E se os meus vícios não me estiverem a deixar criar?

Estou cada vez mais consciente do tempo que perco com coisas que não são realmente do interesse maior. Mesmo sendo psicólogo e gostando de estudar o que se passa com o ser-humano, dou por mim a entrar num buraco sem fundo. Um dos exemplos é passar muito tempo no facebook. No meu gabinete acontece pouco porque, vá-se lá saber porquê, não tenho tanta tendência a ir ao facebook como no telemóvel. Mas em casa começou a ser preocupante. Costumo deixar o telemóvel no andar de baixo, nos últimos tempos tem sido mesmo raro levá-lo para cima quando vou dormir ou fazer uma sesta mas dei por mim no fim do jantar (não usamos telemóveis à mesa durante as refeições e já não temos televisão em casa há mais de uma década com efeitos incríveis que poderei abordar noutra altura) a levantar-me da mesa para pesquisar alguma coisa nas redes sociais. Droga. Droguinha da boa. Como deves saber é muito difícil ter o telemóvel ligado e resistir a todas as seduções tecnológicas amplamente potenciadas pela inteligência artificial e os seus reforços intermitentes e outros cracks psicológicos. Decidi desligar o telemóvel ao domingo. Correu bem, embora senti-se sempre a tensão de ter ali o telemóvel e poder liga-lo. Foi o que aconteceu no feriado de dia 1 de Dezembro. Acabei por consumir, confesso. Liguei o telemóvel e foi por ali a fora.

Para uma pessoa que goste de perceber a lógica das coisas, a internet é um poço sem fundo. Há sempre mais um vídeo que tem mais uma pepita preciosa e que por sua vez gera mais uma dúvida. Cada ideia é por si mais uma possibilidade de perceber a realidade de uma maneira completamente nova e tem, por isso, consequências bastante aditivas. Quem gostar desse “Aha moment” corre o risco de ficar para sempre preso. Uma espécie de caixa de pandora. Há sempre algo mais a saber e a perceber. Isto é perigoso? É!

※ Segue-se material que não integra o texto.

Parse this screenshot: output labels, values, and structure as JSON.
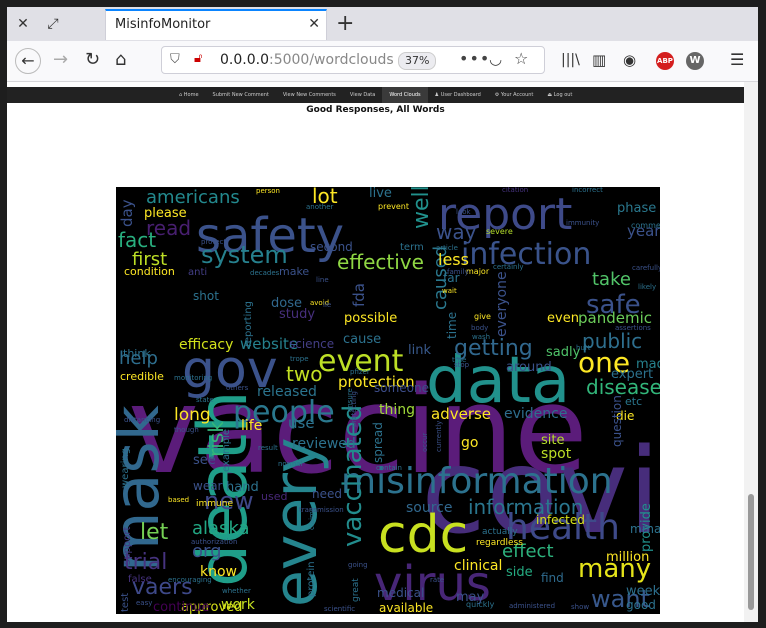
{
  "browser": {
    "tab_title": "MisinfoMonitor",
    "url_host": "0.0.0.0",
    "url_path": ":5000/wordclouds",
    "zoom": "37%",
    "abp_label": "ABP",
    "w_label": "W",
    "accent": "#0a84ff"
  },
  "site_nav": {
    "items": [
      "Home",
      "Submit New Comment",
      "View New Comments",
      "View Data",
      "Word Clouds",
      "User Dashboard",
      "Your Account",
      "Log out"
    ],
    "active": "Word Clouds"
  },
  "page": {
    "heading": "Good Responses, All Words"
  },
  "wordcloud": {
    "words": [
      {
        "t": "vaccine",
        "c": "#5b1c7a"
      },
      {
        "t": "covid",
        "c": "#472d7b"
      },
      {
        "t": "safety",
        "c": "#3b528b"
      },
      {
        "t": "report",
        "c": "#3e4a89"
      },
      {
        "t": "data",
        "c": "#21918c"
      },
      {
        "t": "cdc",
        "c": "#c8e020"
      },
      {
        "t": "death",
        "c": "#1f9e89"
      },
      {
        "t": "every",
        "c": "#25858e"
      },
      {
        "t": "mask",
        "c": "#31688e"
      },
      {
        "t": "gov",
        "c": "#3b528b"
      },
      {
        "t": "virus",
        "c": "#482677"
      },
      {
        "t": "misinformation",
        "c": "#2c728e"
      },
      {
        "t": "health",
        "c": "#3e4a89"
      },
      {
        "t": "infection",
        "c": "#3a538b"
      },
      {
        "t": "event",
        "c": "#bddf26"
      },
      {
        "t": "people",
        "c": "#2a788e"
      },
      {
        "t": "system",
        "c": "#26818e"
      },
      {
        "t": "vaccinated",
        "c": "#228c8d"
      },
      {
        "t": "disease",
        "c": "#32b67a"
      },
      {
        "t": "many",
        "c": "#e5e419"
      },
      {
        "t": "want",
        "c": "#38588c"
      },
      {
        "t": "one",
        "c": "#fde725"
      },
      {
        "t": "safe",
        "c": "#3b528b"
      },
      {
        "t": "information",
        "c": "#2a768e"
      },
      {
        "t": "getting",
        "c": "#31688e"
      },
      {
        "t": "public",
        "c": "#2e6f8e"
      },
      {
        "t": "vaers",
        "c": "#3e4989"
      },
      {
        "t": "effect",
        "c": "#2db27d"
      },
      {
        "t": "two",
        "c": "#c2df23"
      },
      {
        "t": "risk",
        "c": "#35b779"
      },
      {
        "t": "new",
        "c": "#3f4889"
      },
      {
        "t": "americans",
        "c": "#23898e"
      },
      {
        "t": "fact",
        "c": "#29af7f"
      },
      {
        "t": "read",
        "c": "#481f70"
      },
      {
        "t": "lot",
        "c": "#fde725"
      },
      {
        "t": "first",
        "c": "#bddf26"
      },
      {
        "t": "help",
        "c": "#2e6e8e"
      },
      {
        "t": "long",
        "c": "#fde725"
      },
      {
        "t": "take",
        "c": "#52c569"
      },
      {
        "t": "pandemic",
        "c": "#6ccd5a"
      },
      {
        "t": "alaska",
        "c": "#22a884"
      },
      {
        "t": "trial",
        "c": "#46337f"
      },
      {
        "t": "org",
        "c": "#3b528b"
      },
      {
        "t": "let",
        "c": "#75d054"
      },
      {
        "t": "effective",
        "c": "#8fd744"
      },
      {
        "t": "way",
        "c": "#3b528b"
      },
      {
        "t": "clinical",
        "c": "#fde725"
      },
      {
        "t": "spot",
        "c": "#bddf26"
      },
      {
        "t": "adverse",
        "c": "#fde725"
      },
      {
        "t": "evidence",
        "c": "#2e6e8e"
      },
      {
        "t": "released",
        "c": "#2b748e"
      },
      {
        "t": "protection",
        "c": "#fde725"
      },
      {
        "t": "reviewed",
        "c": "#2c728e"
      },
      {
        "t": "caused",
        "c": "#2a788e"
      },
      {
        "t": "efficacy",
        "c": "#d2e21b"
      },
      {
        "t": "website",
        "c": "#26818e"
      },
      {
        "t": "work",
        "c": "#c5e021"
      },
      {
        "t": "approved",
        "c": "#d8e219"
      },
      {
        "t": "continue",
        "c": "#440154"
      },
      {
        "t": "know",
        "c": "#fde725"
      },
      {
        "t": "phase",
        "c": "#2a788e"
      },
      {
        "t": "year",
        "c": "#3b528b"
      },
      {
        "t": "well",
        "c": "#21918c"
      },
      {
        "t": "less",
        "c": "#fde725"
      },
      {
        "t": "shot",
        "c": "#2c728e"
      },
      {
        "t": "dose",
        "c": "#31688e"
      },
      {
        "t": "study",
        "c": "#472f7d"
      },
      {
        "t": "possible",
        "c": "#fde725"
      },
      {
        "t": "cause",
        "c": "#2c728e"
      },
      {
        "t": "science",
        "c": "#433e85"
      },
      {
        "t": "use",
        "c": "#2c728e"
      },
      {
        "t": "life",
        "c": "#fde725"
      },
      {
        "t": "thing",
        "c": "#a0da39"
      },
      {
        "t": "link",
        "c": "#38598c"
      },
      {
        "t": "made",
        "c": "#26828e"
      },
      {
        "t": "expert",
        "c": "#2c728e"
      },
      {
        "t": "die",
        "c": "#fde725"
      },
      {
        "t": "etc",
        "c": "#2a778e"
      },
      {
        "t": "even",
        "c": "#fde725"
      },
      {
        "t": "sadly",
        "c": "#4fc46a"
      },
      {
        "t": "around",
        "c": "#3b528b"
      },
      {
        "t": "someone",
        "c": "#3d4d8a"
      },
      {
        "t": "source",
        "c": "#31688e"
      },
      {
        "t": "infected",
        "c": "#d8e219"
      },
      {
        "t": "side",
        "c": "#25ac82"
      },
      {
        "t": "find",
        "c": "#2f6b8e"
      },
      {
        "t": "million",
        "c": "#fde725"
      },
      {
        "t": "provide",
        "c": "#21918c"
      },
      {
        "t": "mrna",
        "c": "#2c728e"
      },
      {
        "t": "week",
        "c": "#2d708e"
      },
      {
        "t": "good",
        "c": "#2c728e"
      },
      {
        "t": "may",
        "c": "#3b528b"
      },
      {
        "t": "available",
        "c": "#fde725"
      },
      {
        "t": "false",
        "c": "#46327e"
      },
      {
        "t": "support",
        "c": "#443983"
      },
      {
        "t": "wearing",
        "c": "#2c728e"
      },
      {
        "t": "condition",
        "c": "#fde725"
      },
      {
        "t": "anti",
        "c": "#433e85"
      },
      {
        "t": "make",
        "c": "#3b528b"
      },
      {
        "t": "second",
        "c": "#3b528b"
      },
      {
        "t": "term",
        "c": "#2c728e"
      },
      {
        "t": "see",
        "c": "#3b528b"
      },
      {
        "t": "wear",
        "c": "#3b528b"
      },
      {
        "t": "hand",
        "c": "#2c728e"
      },
      {
        "t": "credible",
        "c": "#fde725"
      },
      {
        "t": "think",
        "c": "#2c728e"
      },
      {
        "t": "need",
        "c": "#3b528b"
      },
      {
        "t": "used",
        "c": "#482878"
      },
      {
        "t": "go",
        "c": "#fde725"
      },
      {
        "t": "site",
        "c": "#b5de2b"
      },
      {
        "t": "question",
        "c": "#3b528b"
      },
      {
        "t": "spread",
        "c": "#2c728e"
      },
      {
        "t": "please",
        "c": "#fde725"
      },
      {
        "t": "day",
        "c": "#3b528b"
      },
      {
        "t": "live",
        "c": "#2c728e"
      },
      {
        "t": "fda",
        "c": "#3b528b"
      },
      {
        "t": "everyone",
        "c": "#3b528b"
      },
      {
        "t": "time",
        "c": "#2c728e"
      },
      {
        "t": "far",
        "c": "#2c728e"
      },
      {
        "t": "test",
        "c": "#3b528b"
      },
      {
        "t": "example",
        "c": "#2c728e"
      },
      {
        "t": "reporting",
        "c": "#2c728e"
      },
      {
        "t": "immune",
        "c": "#fde725"
      },
      {
        "t": "based",
        "c": "#fde725"
      },
      {
        "t": "protein",
        "c": "#2c728e"
      },
      {
        "t": "medical",
        "c": "#3b528b"
      },
      {
        "t": "actually",
        "c": "#2c728e"
      },
      {
        "t": "regardless",
        "c": "#fde725"
      },
      {
        "t": "person",
        "c": "#fde725"
      },
      {
        "t": "another",
        "c": "#2c728e"
      },
      {
        "t": "prevent",
        "c": "#fde725"
      },
      {
        "t": "citation",
        "c": "#46327e"
      },
      {
        "t": "incorrect",
        "c": "#2c728e"
      },
      {
        "t": "look",
        "c": "#3b528b"
      },
      {
        "t": "severe",
        "c": "#b5de2b"
      },
      {
        "t": "comments",
        "c": "#2c728e"
      },
      {
        "t": "immunity",
        "c": "#3b528b"
      },
      {
        "t": "article",
        "c": "#2c728e"
      },
      {
        "t": "carefully",
        "c": "#3b528b"
      },
      {
        "t": "major",
        "c": "#fde725"
      },
      {
        "t": "certainly",
        "c": "#2c728e"
      },
      {
        "t": "family",
        "c": "#3b528b"
      },
      {
        "t": "likely",
        "c": "#2c728e"
      },
      {
        "t": "wait",
        "c": "#fde725"
      },
      {
        "t": "give",
        "c": "#fde725"
      },
      {
        "t": "body",
        "c": "#3b528b"
      },
      {
        "t": "wash",
        "c": "#2c728e"
      },
      {
        "t": "assertions",
        "c": "#3b528b"
      },
      {
        "t": "true",
        "c": "#2c728e"
      },
      {
        "t": "stop",
        "c": "#3b528b"
      },
      {
        "t": "hurt",
        "c": "#2c728e"
      },
      {
        "t": "avoid",
        "c": "#fde725"
      },
      {
        "t": "line",
        "c": "#3b528b"
      },
      {
        "t": "trope",
        "c": "#2c728e"
      },
      {
        "t": "decades",
        "c": "#2c728e"
      },
      {
        "t": "protect",
        "c": "#3b528b"
      },
      {
        "t": "pfizer",
        "c": "#2c728e"
      },
      {
        "t": "monitoring",
        "c": "#2c728e"
      },
      {
        "t": "others",
        "c": "#3b528b"
      },
      {
        "t": "though",
        "c": "#3b528b"
      },
      {
        "t": "distancing",
        "c": "#3b528b"
      },
      {
        "t": "state",
        "c": "#2c728e"
      },
      {
        "t": "normal",
        "c": "#2c728e"
      },
      {
        "t": "result",
        "c": "#2c728e"
      },
      {
        "t": "claims",
        "c": "#2c728e"
      },
      {
        "t": "transmission",
        "c": "#3b528b"
      },
      {
        "t": "encouraging",
        "c": "#2c728e"
      },
      {
        "t": "authorization",
        "c": "#3b528b"
      },
      {
        "t": "whether",
        "c": "#2c728e"
      },
      {
        "t": "easy",
        "c": "#3b528b"
      },
      {
        "t": "scientific",
        "c": "#3b528b"
      },
      {
        "t": "great",
        "c": "#2c728e"
      },
      {
        "t": "quickly",
        "c": "#2c728e"
      },
      {
        "t": "administered",
        "c": "#3b528b"
      },
      {
        "t": "show",
        "c": "#3b528b"
      },
      {
        "t": "going",
        "c": "#3b528b"
      },
      {
        "t": "currently",
        "c": "#3b528b"
      },
      {
        "t": "contain",
        "c": "#2c728e"
      },
      {
        "t": "occur",
        "c": "#3b528b"
      },
      {
        "t": "protecting",
        "c": "#3b528b"
      },
      {
        "t": "rate",
        "c": "#3b528b"
      },
      {
        "t": "ensure",
        "c": "#2c728e"
      },
      {
        "t": "lie",
        "c": "#3b528b"
      }
    ]
  }
}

Nesta tentativa de limpeza dos ambientes tecnológicos para não ficar sempre na tensão de que posso por a mão ao bolso e diminuir a minha ignorância ou sentimento de desconexão acabei por experimentar deixar o telemóvel no gabinete. A minha disponibilidade em casa não tem nada a ver. Estou muito mais disponível. Procuro mais os livros. Sou mais activo e organizado.

Um dos aspectos que me fez pensar do grau a que isto é uma droga foi estar quase no fim da minha sesta e lembrar-me em sobressalto que o telemóvel estava no gabinete. A ressacar do telemóvel!

Agora estava aqui a escrever uns projectos e veio-me esta ideia à cabeça: o nosso tempo é limitado e a nossa energia motivacional para agir também. Se eu estiver no meu tempo livre dedicado a estas tecnologias da informação, redes sociais e outras que tais, corro o sério risco de estar a consumir informação (sim porque se há coisa em que nos transformamos realmente foi em consumidores) até ao ponto em que não posso mais porque tenho deveres a cumprir. Quantas pessoas não ficam até às 3 da manhã em séries e só terminam porque têm que acordar de manhã para trabalhar?

Tu tens um imenso potencial criativo, porém a criatividade precisa do ócio. A criatividade precisa que eu me aborreça e que espere que algo me surja na cabeça. Começar um trabalho de escrita ou de bricolage, aprender um instrumento musical, dançar, uma língua, tudo isto demora tempo e exige resistência à frustração. Estaremos lentamente nós a ser transformados em animais viciados que depois simplesmente carregam em teclas para suprir as suas necessidades?

A pergunta é mais simples: será que só tens tempo para o trabalho, os deveres e os vícios?